5. TRAVEL BY RENTAL CAR

Historically it was cheaper to reserve a rental car in one´s home country before arriving in Europe; now there are special deals locally from time to time. Check both options in advance for your dates of travel. In most countries it helps to have an "International Driving Permit" available at such places as AAA Motor Clubs to translate your license into an "International" one. Automatic transmission is rare on cars in Europe; if this feature is important to you, make sure the car rental agency agrees to your wishes. Some rental agencies in Germany and Austria prohibit your taking their cars into countries such as the Czech Republic where the danger of theft and risk of an accident are high; in any case, don´t leave valuables visible in your car even when it is locked.

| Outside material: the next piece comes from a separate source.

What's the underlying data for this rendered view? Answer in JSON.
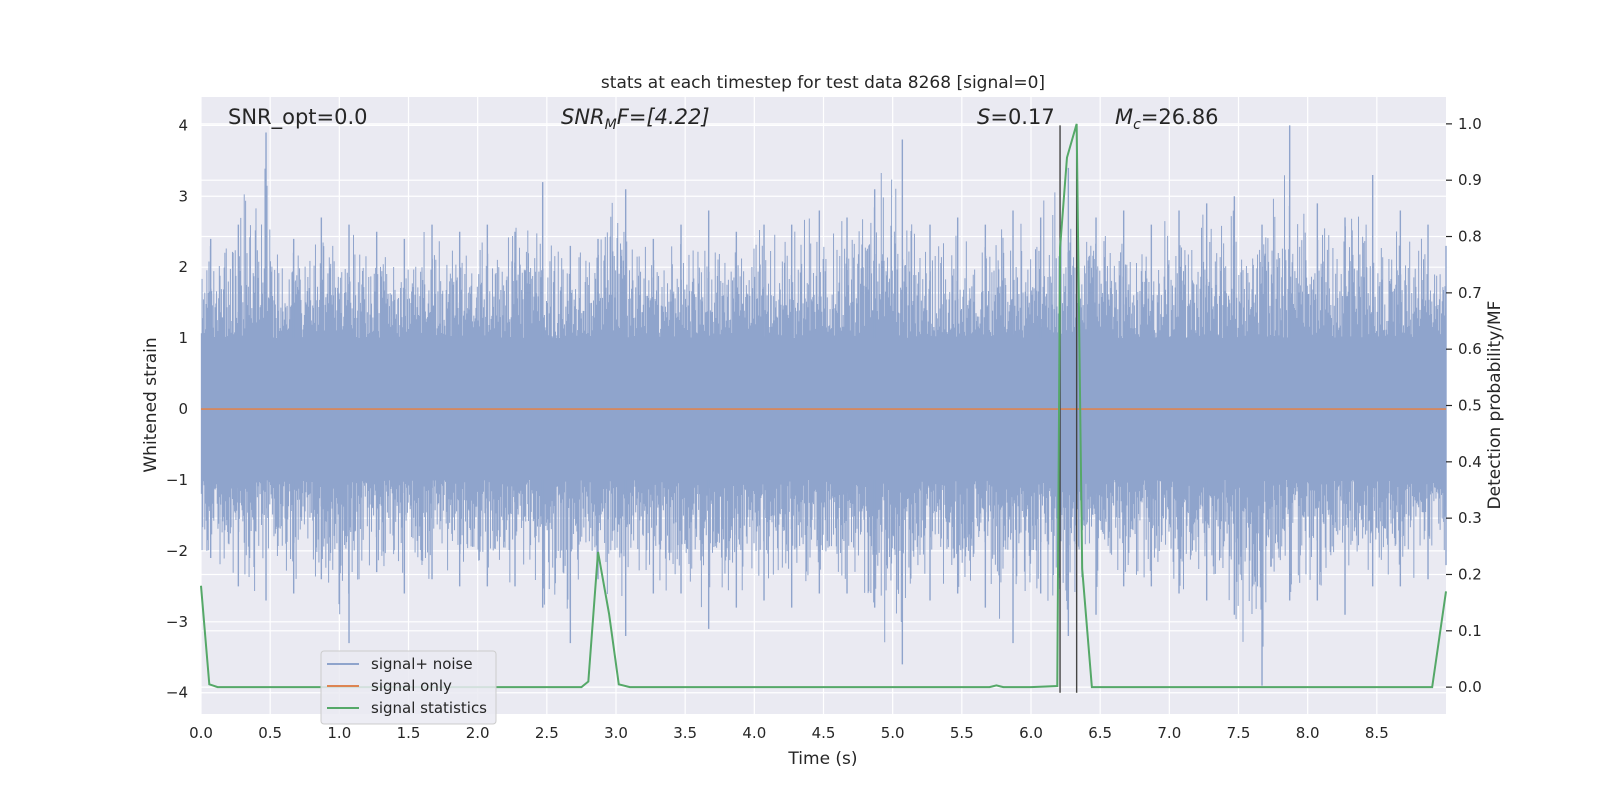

Know in advance the drop off fees to leave the car in a different location. Special "country and date specific" decals are needed on the car to use certain superhighways without running the risk of an instant fine from police. Also note what special equipment (first aid kit, warning triangle, etc.) is required in your car for the specific countries you visit; there is such a good summary of the driving rules for the Czech Republic on pages 8 and 9 at http://www.globalcars.com.au/site/uploads/globalCARS_EuropeanDrivingGuide26OCT2010.pdf that I suggest your printing those two pages (plus the pages for any other countries you plan to visit) and carrying them with you on your trip. The links on the left side of the web pages at http://www.ideamerge.com/motoeuropa/car_leasing_europe_car_leases_france.html#car_rental_europe have information about road signs, an automotive phrasebook, etc. Pay particular attention to the rules of the road that may be different from your home country; in an accident, police usually assume the foreign driver is at fault since the local customs would not be familiar to him/her. Before your trip read such articles as "Renting a Car" (click the FAQ menu bar option near the top of this web page) and http://www.ricksteves.com/plan/tips/carrental.htm (including its link to "Behind the European Wheel").

Although customer service is gradually improving in the Czech Republic, do not try to push the envelope with the traffic police in this former Communist dominated country; ie., a stop sign means a full stop not a rolling stop. Many local roads are narrow with no shoulder and have large trees with deep ditches close to the pavement. (Fortunately it is the custom to move to the right edge of the road when another vehicle is trying to pass; unfortunately a lot of drivers pass in "no passing" zones). Prior to air conditioning, such trees kept the roads cooler in the hot summer sun; now they can be a traffic hazard especially at night or in fog. There is a zero tolerance for ANY alcohol in one´s sytem while driving here. Note that Czech drivers are not known for their driving skills; I have seen driver education cars pull out in front in the left passing lane then slow down! Note the "Arriving by Car" link on the left side of the Home Page of this website for directions when in Cesky Krumlov.